Годам к тридцати пяти Крамской стал считать за норму поверхностную природу своих романов, научившись контролировать их продолжительность и частоту, а потом произошел случай, открывший и еще кое-что – иной ракурс и новую колею. Он встретил «сладкую Яну» – двадцатилетнюю студентку-гимнастку, ласковую и гибкую, бесстыдную и не унывавшую никогда. У нее часто сменялись мужчины, она отдавала каждому лишь малую часть себя, но создавала из этой части уютнейший мирок, удобно обустроенную квартирку, которую так не хотелось покидать. Любовники обожали ее и носили на руках, холили и облизывали с ног до головы, а она лишь мурлыкала и потягивалась всем телом, всегда зная в точности, чего ей хочется и зачем.
С ней Николай ощутил очень остро разность в годах и пропасть в мировоззрениях. Это было милосердно, в этом были новизна и сладостная боль. Он понял, что молодость – это яд страшной силы, и ничего не сделать с собственной нежностью, которую хочется расточать и расточать. Будущего не было вовсе, и не было двойной игры – тем острей переживалось настоящее, в котором дозволялось почти все, включая и пресловутый романтизм, что был теперь безопасен, ибо никого не мог обмануть.

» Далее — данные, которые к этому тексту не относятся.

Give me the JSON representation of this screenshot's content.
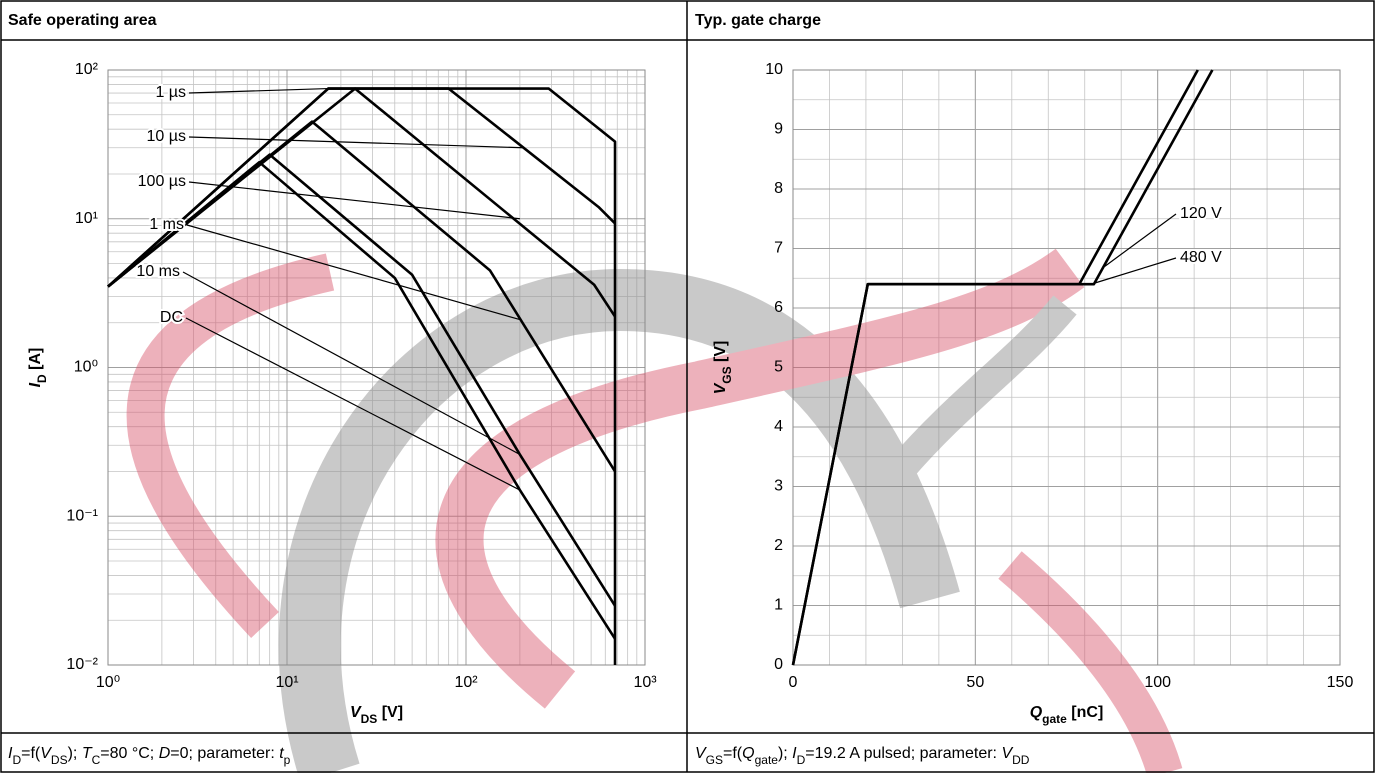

Они встречались не так уж долго, но случай многому его научил. Он почувствовал, что не должен легко раскрывать себя перед ней, срывать покровы и отстегивать броню. Знание должно копиться по крупицам – и он выдавал его по крупицам, скрывая главное, отшучиваясь и ускользая, тщательно подбирая многозначные слова. Гибкая Яна с удовольствием приняла игру, и призрак тайны, как мистический отсвет, будоражил ее воображение, а с ним и чувственное желание, перекликаясь с собственной женской мистерией, которая есть всегда. Так Николай открыл для себя счастливую формулу: своих любовниц он находил теперь среди совсем молодых девчонок, предпочитавших мужчин постарше мускулистым сверстникам с дворовыми замашками. Пусть у многих из пассий были острые акульи зубы, но смотрели они открытым взглядом, даже не начав еще уставать от жизни и бояться нестрашных вещей. Разница в возрасте казалась им огромной, туда можно было вместить что угодно – он подбрасывал слова-намеки, и они сами придумывали небылицы, увлекаясь им еще сильней и сильнее волнуя его собой.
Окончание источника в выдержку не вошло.